Taking a Break from Saving the World

A Conservation Activist’s Journey from Burnout to Balance

By (author): Stephen Legault
ISBN 9781771603638
Softcover | Publication Date: May 5, 2020
Book Dimensions: 4.5 in x 7 in
168 Pages
$20.00 CAD

About the Book

Professional conservation and political activist Stephen Legault examines the consequences of overwork in the “save the world” movement.

A veteran of burnout himself, Legault looks at the culture of self-sacrifice that permeates the work done by volunteers and paid staff in the environmental conservation movement, and dissects how to manage our own time, energy, and commitment to our causes. Following a river-running metaphor, and proposing a variety of techniques to help with various states of anxiety resulting from burnout, including clarity of purpose, recognition of limits, fitness and diet, mediation and yoga, as well as organizational structural changes such as leave-of-absence policies, Legault encourages readers to find time to “eddy out”—to rest a moment in quieter waters and scout downriver—to ensure our lifetime of engagement is fulfilling, effective, and self-sustaining.

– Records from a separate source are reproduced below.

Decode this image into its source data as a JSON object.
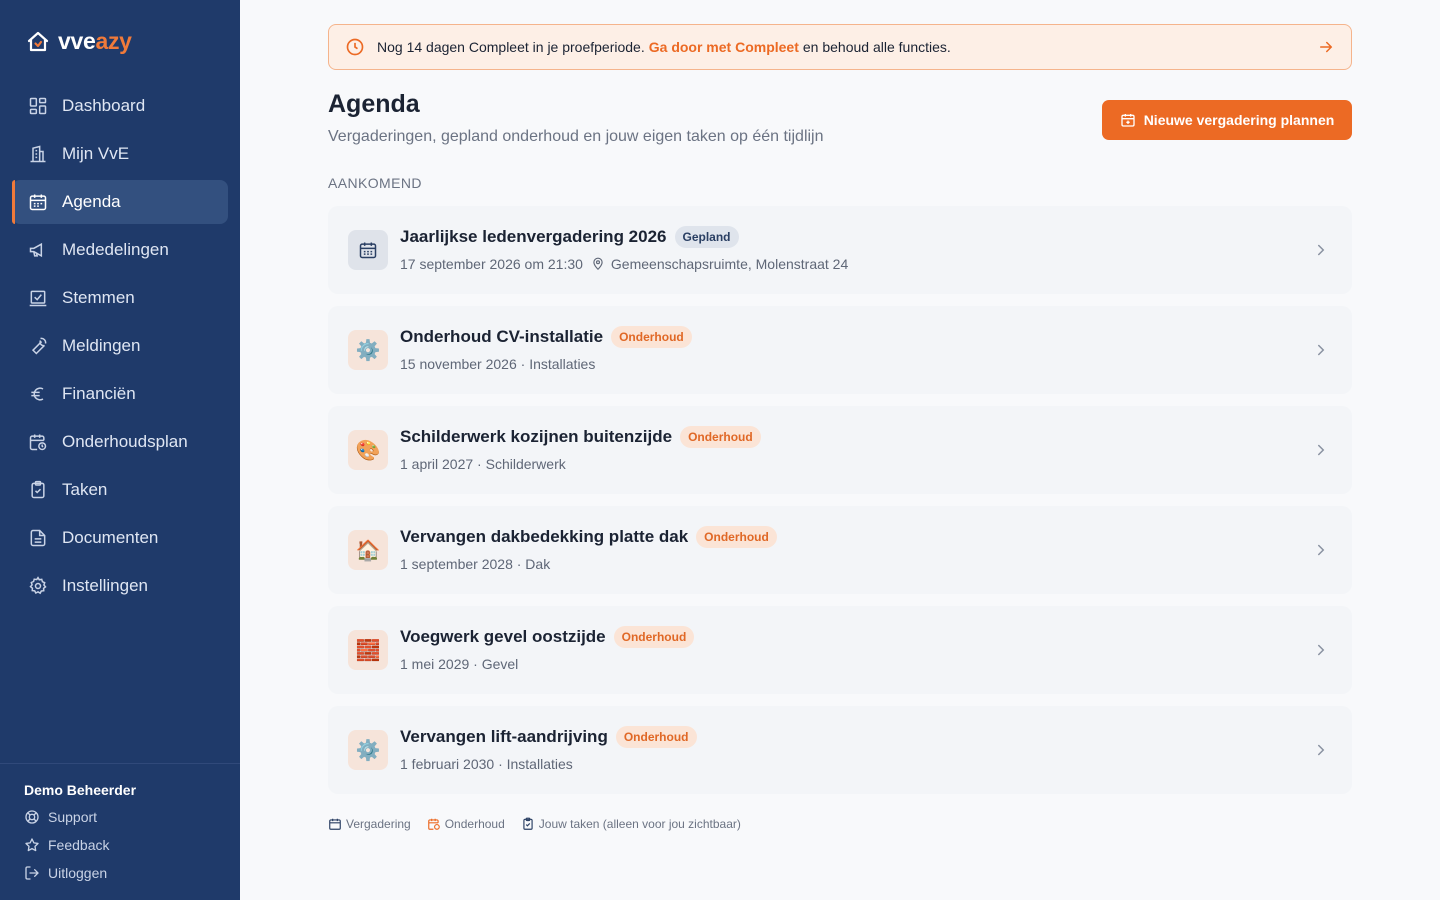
{
  "brand": {
    "prefix": "vve",
    "accent": "azy",
    "accent_color": "#f07a3a"
  },
  "sidebar": {
    "items": [
      {
        "label": "Dashboard",
        "icon": "dashboard-icon"
      },
      {
        "label": "Mijn VvE",
        "icon": "building-icon"
      },
      {
        "label": "Agenda",
        "icon": "calendar-icon",
        "active": true
      },
      {
        "label": "Mededelingen",
        "icon": "megaphone-icon"
      },
      {
        "label": "Stemmen",
        "icon": "vote-icon"
      },
      {
        "label": "Meldingen",
        "icon": "wrench-icon"
      },
      {
        "label": "Financiën",
        "icon": "euro-icon"
      },
      {
        "label": "Onderhoudsplan",
        "icon": "calendar-clock-icon"
      },
      {
        "label": "Taken",
        "icon": "clipboard-check-icon"
      },
      {
        "label": "Documenten",
        "icon": "document-icon"
      },
      {
        "label": "Instellingen",
        "icon": "gear-icon"
      }
    ],
    "user": "Demo Beheerder",
    "support": "Support",
    "feedback": "Feedback",
    "logout": "Uitloggen"
  },
  "trial": {
    "text_before": "Nog 14 dagen Compleet in je proefperiode.",
    "link": "Ga door met Compleet",
    "text_after": "en behoud alle functies."
  },
  "header": {
    "title": "Agenda",
    "subtitle": "Vergaderingen, gepland onderhoud en jouw eigen taken op één tijdlijn",
    "cta": "Nieuwe vergadering plannen"
  },
  "section_label": "AANKOMEND",
  "items": [
    {
      "title": "Jaarlijkse ledenvergadering 2026",
      "badge": "Gepland",
      "date": "17 september 2026 om 21:30",
      "location": "Gemeenschapsruimte, Molenstraat 24"
    },
    {
      "title": "Onderhoud CV-installatie",
      "badge": "Onderhoud",
      "emoji": "⚙️",
      "meta": "15 november 2026 · Installaties"
    },
    {
      "title": "Schilderwerk kozijnen buitenzijde",
      "badge": "Onderhoud",
      "emoji": "🎨",
      "meta": "1 april 2027 · Schilderwerk"
    },
    {
      "title": "Vervangen dakbedekking platte dak",
      "badge": "Onderhoud",
      "emoji": "🏠",
      "meta": "1 september 2028 · Dak"
    },
    {
      "title": "Voegwerk gevel oostzijde",
      "badge": "Onderhoud",
      "emoji": "🧱",
      "meta": "1 mei 2029 · Gevel"
    },
    {
      "title": "Vervangen lift-aandrijving",
      "badge": "Onderhoud",
      "emoji": "⚙️",
      "meta": "1 februari 2030 · Installaties"
    }
  ],
  "legend": {
    "meeting": "Vergadering",
    "maintenance": "Onderhoud",
    "tasks": "Jouw taken (alleen voor jou zichtbaar)"
  },
  "colors": {
    "sidebar": "#1f3a6a",
    "accent": "#ec6a24",
    "active_nav": "#33507f"
  }
}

Just as with teachers, nurses, doctors, lawyers, paramedics, steelworkers, students, and airline pilots, burnout is a growing concern in many social-change circles. Taking a Break from Saving the World takes a look at the impacts of eco-anxiety, over-work, and the associated stress surrounding the present and future state of the environment and offers practical and insightful suggestions on how to deal with it.

About the Author(s)

Stephen Legault is a full-time conservation activist, writer, photographer, and organizational development consultant. He is the author of Running Toward Stillness, a meditation on Buddhist spiritual practice, running, and parenthood, as well as several photography books, including Earth and Sky: Photographs and Stories from Montana and Alberta and Where Rivers Meet: Photographs and Stories from the Bow Valley and Kananaskis Country. He lives in Canmore, Alberta, with his wife, Jenn, and two children, Rio and Silas.